Aktivitas erupsi Gunung Sinabung telah berlangsung sejak tahun 2013 dan statusnya saat ini masih berada pada Level III (SIAGA)

Pusat Vulkanologi dan Mitigasi Bencana Geologi (PVMBG), Badan Geologi Kementerian ESDM melaporkan terjadinya erupsi pada Gunung Sinabung (2.460 mdpl), Sumatera Utara. Aktivitas erupsi terjadi pada hari Senin (10/8) pukul 10.16 WIB. Kolom abu teramati berwarna kelabu dengan intensitas tebal condong ke arah timur dan tenggara dengan tinggi lebih kurang mencapai 5.000 meter dari atas puncak.

Kepala PVMBG Badan Geologi, Kasbani, dalam keterangannya mengatakan bahwa aktivitas erupsi Gunung Sinabung telah berlangsung sejak tahun 2013 dan statusnya saat ini masih berada pada Level III (SIAGA).

Terkait erupsi yang terjadi hari ini, PVMBG menetapkan Zona Perkiraan Bahaya pada radius sektoral 3 hingga 5 kilometer dari kawah. "Masyarakat dan pengunjung/wisatawan agar tidak melakukan aktivitas pada desa-desa yang sudah direlokasi, serta lokasi di dalam radius radial 3 km dari puncak G.Sinabung, serta radius sektoral 5 km untuk sektor selatan-timur, dan 4 km untuk sektor timur-utara," ujar Kasbani.

Kasbani juga merekomendasikan bagi masyarakat yang berada dan bermukim di dekat sungai-sungai yang berhulu di G. Sinabung agar tetap waspada terhadap bahaya lahar.

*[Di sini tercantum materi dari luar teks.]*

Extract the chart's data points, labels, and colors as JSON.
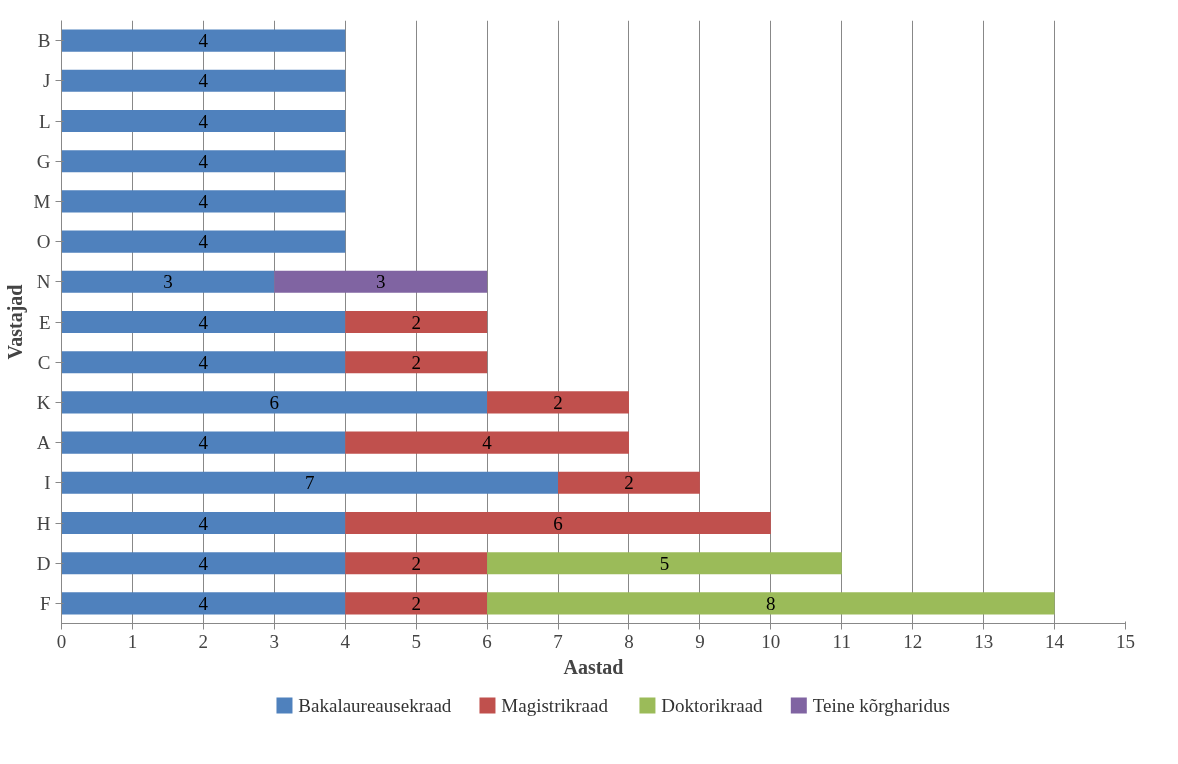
{
  "chart_data": {
    "type": "bar",
    "orientation": "horizontal",
    "stacked": true,
    "xlabel": "Aastad",
    "ylabel": "Vastajad",
    "categories": [
      "B",
      "J",
      "L",
      "G",
      "M",
      "O",
      "N",
      "E",
      "C",
      "K",
      "A",
      "I",
      "H",
      "D",
      "F"
    ],
    "series": [
      {
        "name": "Bakalaureausekraad",
        "color": "#4f81bd",
        "values": [
          4,
          4,
          4,
          4,
          4,
          4,
          3,
          4,
          4,
          6,
          4,
          7,
          4,
          4,
          4
        ]
      },
      {
        "name": "Magistrikraad",
        "color": "#c0504d",
        "values": [
          null,
          null,
          null,
          null,
          null,
          null,
          null,
          2,
          2,
          2,
          4,
          2,
          6,
          2,
          2
        ]
      },
      {
        "name": "Doktorikraad",
        "color": "#9bbb59",
        "values": [
          null,
          null,
          null,
          null,
          null,
          null,
          null,
          null,
          null,
          null,
          null,
          null,
          null,
          5,
          8
        ]
      },
      {
        "name": "Teine kõrgharidus",
        "color": "#8064a2",
        "values": [
          null,
          null,
          null,
          null,
          null,
          null,
          3,
          null,
          null,
          null,
          null,
          null,
          null,
          null,
          null
        ]
      }
    ],
    "xlim": [
      0,
      15
    ],
    "xticks": [
      0,
      1,
      2,
      3,
      4,
      5,
      6,
      7,
      8,
      9,
      10,
      11,
      12,
      13,
      14,
      15
    ],
    "grid": "x",
    "legend": "bottom",
    "data_labels": true
  }
}
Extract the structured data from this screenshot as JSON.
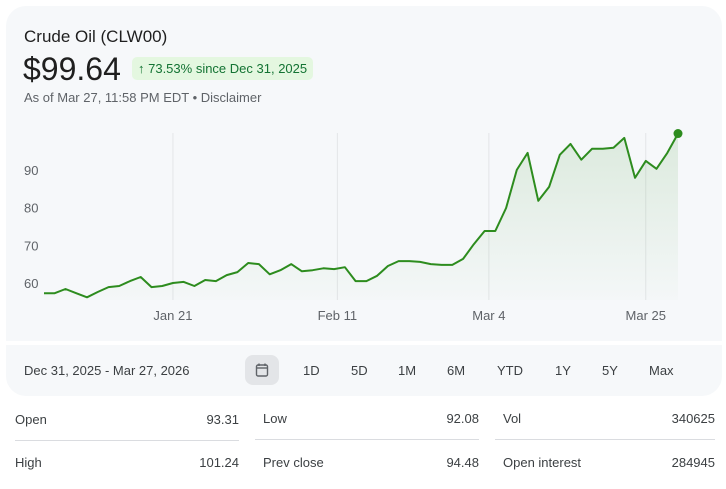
{
  "header": {
    "title": "Crude Oil (CLW00)",
    "price": "$99.64",
    "change": "↑ 73.53% since Dec 31, 2025",
    "as_of": "As of Mar 27, 11:58 PM EDT • Disclaimer"
  },
  "range": {
    "label": "Dec 31, 2025 - Mar 27, 2026",
    "calendar_icon": "calendar-icon",
    "periods": [
      "1D",
      "5D",
      "1M",
      "6M",
      "YTD",
      "1Y",
      "5Y",
      "Max"
    ]
  },
  "stats": [
    {
      "label": "Open",
      "value": "93.31"
    },
    {
      "label": "High",
      "value": "101.24"
    },
    {
      "label": "Low",
      "value": "92.08"
    },
    {
      "label": "Prev close",
      "value": "94.48"
    },
    {
      "label": "Vol",
      "value": "340625"
    },
    {
      "label": "Open interest",
      "value": "284945"
    }
  ],
  "colors": {
    "line": "#2d8c1e",
    "badge_bg": "#e4f7e0",
    "badge_text": "#137333"
  },
  "chart_data": {
    "type": "area",
    "title": "Crude Oil (CLW00)",
    "ylim": [
      56,
      100
    ],
    "yticks": [
      60,
      70,
      80,
      90
    ],
    "xticks": [
      {
        "label": "Jan 21",
        "index": 12.0
      },
      {
        "label": "Feb 11",
        "index": 27.3
      },
      {
        "label": "Mar 4",
        "index": 41.4
      },
      {
        "label": "Mar 25",
        "index": 56.0
      }
    ],
    "values": [
      57.3,
      57.3,
      58.4,
      57.3,
      56.2,
      57.6,
      58.9,
      59.2,
      60.5,
      61.6,
      58.9,
      59.2,
      60.0,
      60.3,
      59.2,
      60.8,
      60.5,
      62.1,
      62.9,
      65.3,
      65.0,
      62.3,
      63.4,
      65.0,
      63.1,
      63.4,
      63.9,
      63.7,
      64.2,
      60.5,
      60.5,
      61.9,
      64.5,
      65.8,
      65.8,
      65.6,
      65.0,
      64.8,
      64.8,
      66.4,
      70.3,
      73.8,
      73.8,
      79.9,
      90.0,
      94.5,
      81.8,
      85.5,
      94.0,
      96.9,
      92.7,
      95.6,
      95.6,
      95.9,
      98.5,
      87.9,
      92.4,
      90.3,
      94.5,
      99.64
    ]
  }
}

Jika terjadi hujan abu, masyarakat dihimbau memakai masker bila keluar rumah untuk mengurangi dampak kesehatan dari abu vulkanik.

Selain itu, masyarakat juga diimbau untuk dapat mengamankan sarana air bersih serta membersihkan atap rumah dari abu vulkanik yang lebat agar tidak roboh.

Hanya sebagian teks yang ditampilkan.